Minutia’s breakthrough is combining lab-grown insulin producing cells with embedded sensors to track their function when transplanted. The sensors provide visibility on what’s happening with cells to "ensure that transplanted cells are safe, and also try to maximize success,” Digovich said.

She stresses the critical safety aspect, as hiding cells from the immune system to avoid rejection could allow undetected problems.

The company aims to begin first-in-human trials of its sensored cell therapy within five years. Its goal is “a functional cure that lasts as long as possible" providing “diabetes-free” life without lifelong immunosuppressive drugs.

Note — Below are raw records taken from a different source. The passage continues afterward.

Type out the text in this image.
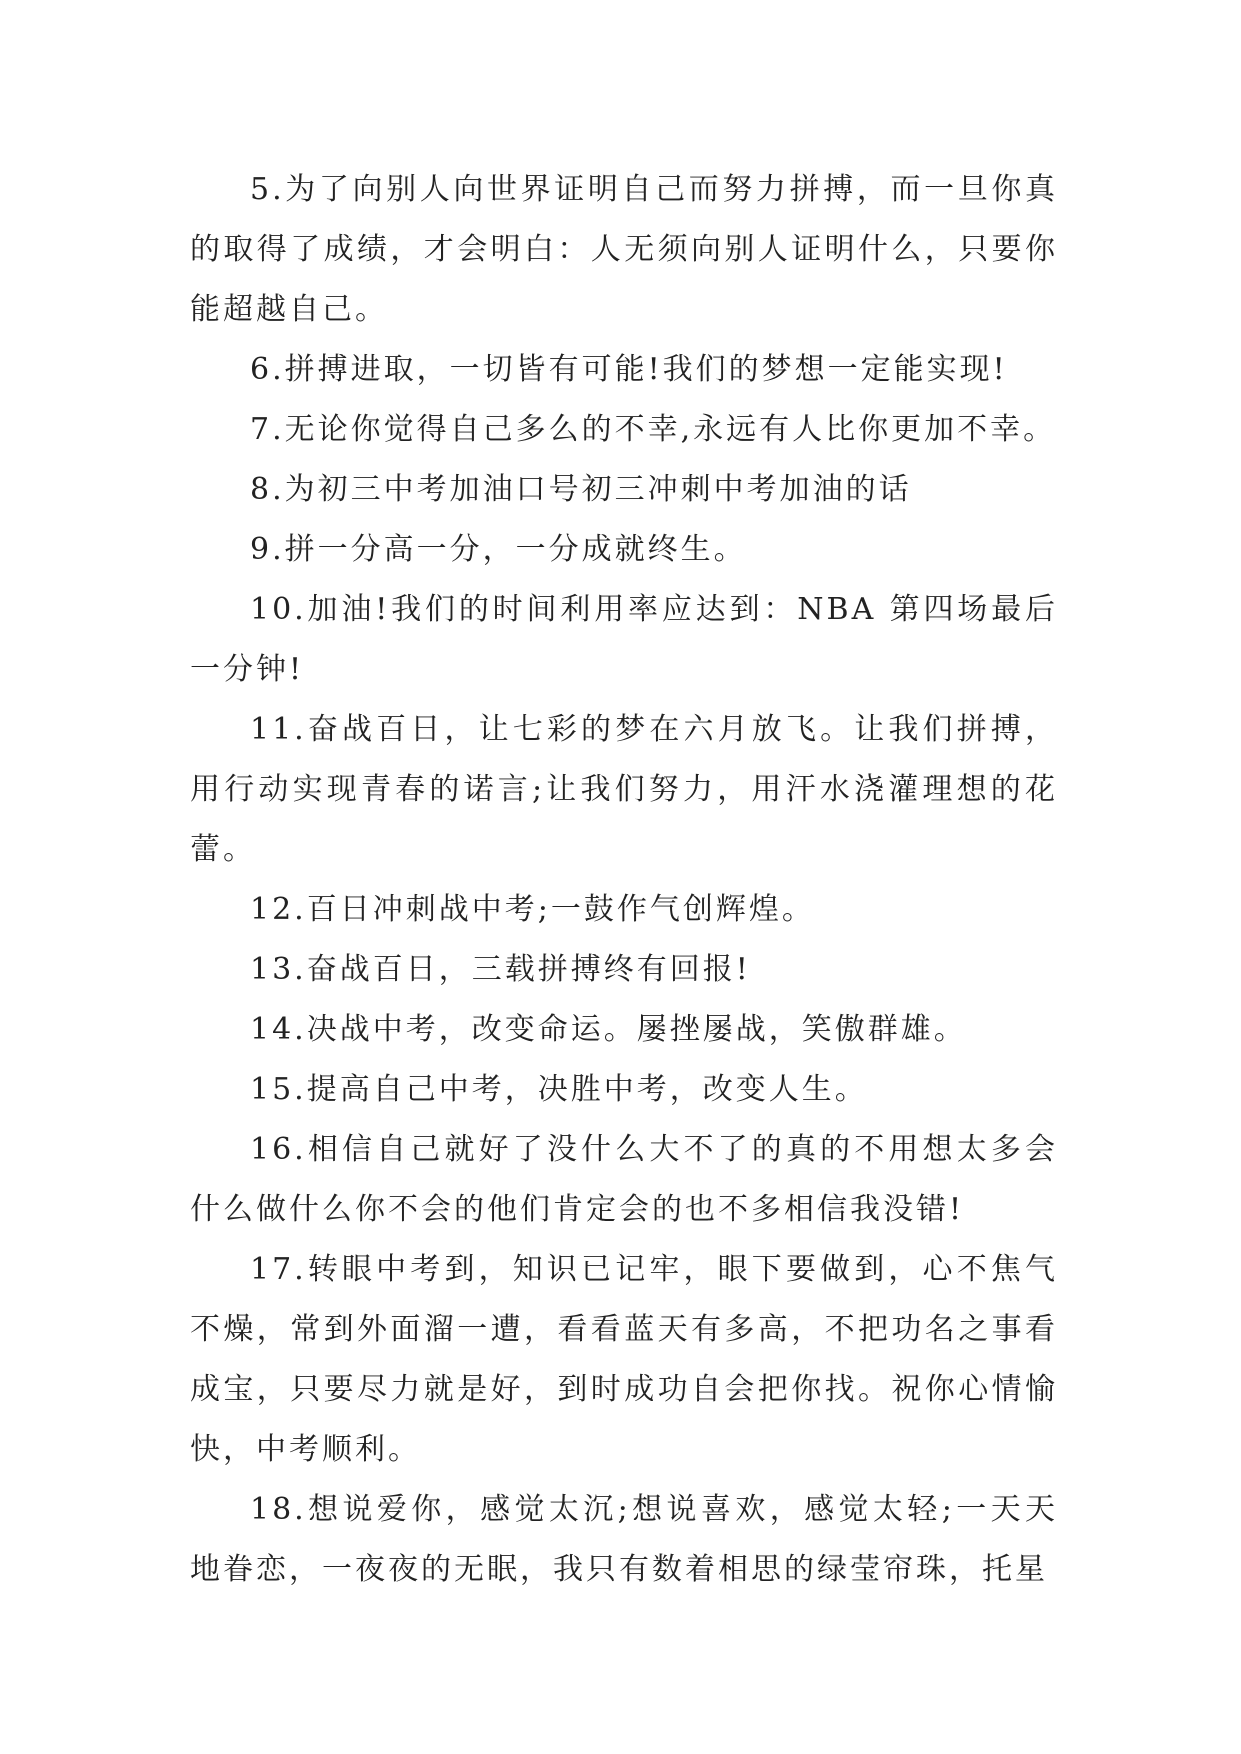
5.为了向别人向世界证明自己而努力拼搏，而一旦你真的取得了成绩，才会明白：人无须向别人证明什么，只要你能超越自己。

6.拼搏进取，一切皆有可能!我们的梦想一定能实现!

7.无论你觉得自己多么的不幸,永远有人比你更加不幸。

8.为初三中考加油口号初三冲刺中考加油的话

9.拼一分高一分，一分成就终生。

10.加油!我们的时间利用率应达到：NBA 第四场最后一分钟!

11.奋战百日，让七彩的梦在六月放飞。让我们拼搏，用行动实现青春的诺言;让我们努力，用汗水浇灌理想的花蕾。

12.百日冲刺战中考;一鼓作气创辉煌。

13.奋战百日，三载拼搏终有回报!

14.决战中考，改变命运。屡挫屡战，笑傲群雄。

15.提高自己中考，决胜中考，改变人生。

16.相信自己就好了没什么大不了的真的不用想太多会什么做什么你不会的他们肯定会的也不多相信我没错!

17.转眼中考到，知识已记牢，眼下要做到，心不焦气不燥，常到外面溜一遭，看看蓝天有多高，不把功名之事看成宝，只要尽力就是好，到时成功自会把你找。祝你心情愉快，中考顺利。

18.想说爱你，感觉太沉;想说喜欢，感觉太轻;一天天地眷恋，一夜夜的无眠，我只有数着相思的绿莹帘珠，托星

Digovich says the company is setting a high bar for safety and efficacy before she would personally undergo such a transplant.

Investors have rallied around the company’s patient-led approach.

“So many people involved in minutia have that motivation, I think it gives us a sense of grit and strong resilience,” Digovich said.

About half those working at Minutia live with Type 1 themselves, as well as many of its angel investors.

Even amid a funding crunch squeezing biotech startups, Digovich said the company is determined to follow through in providing its treatment to the millions suffering from Type 1 diabetes. "

"If we have a cash crunch, like I’m, you know, I’m gonna put all my savings into the company," she said. “If I have to stop paying myself I will.”

In the long run, Digovich hopes to provide access globally to the "No. 1 thing I want to exist" — affordable cell therapy that could save millions of lives.

"To be able to get a product to market that can reverse my own diabetes, but is also such a good product that it can be delivered to low- and middle-income countries, this is one of the main challenges we face,” she said.

If their treatment can successfully pass the rigorous regulatory hurdles of clinical trials it can one day replace insulin injections with a one-time minimally invasive procedure that could revolutionize treatment in poorer nations lacking access to daily treatments.

It’s a lofty goal, but the Minutia team is driven by their personal experiences in the difficulties of living with the disease and the necessity of finding a cure.

As Digovich puts it, “It is humbling. And it is an honor and a privilege to do work that has the potential to impact people’s lives.”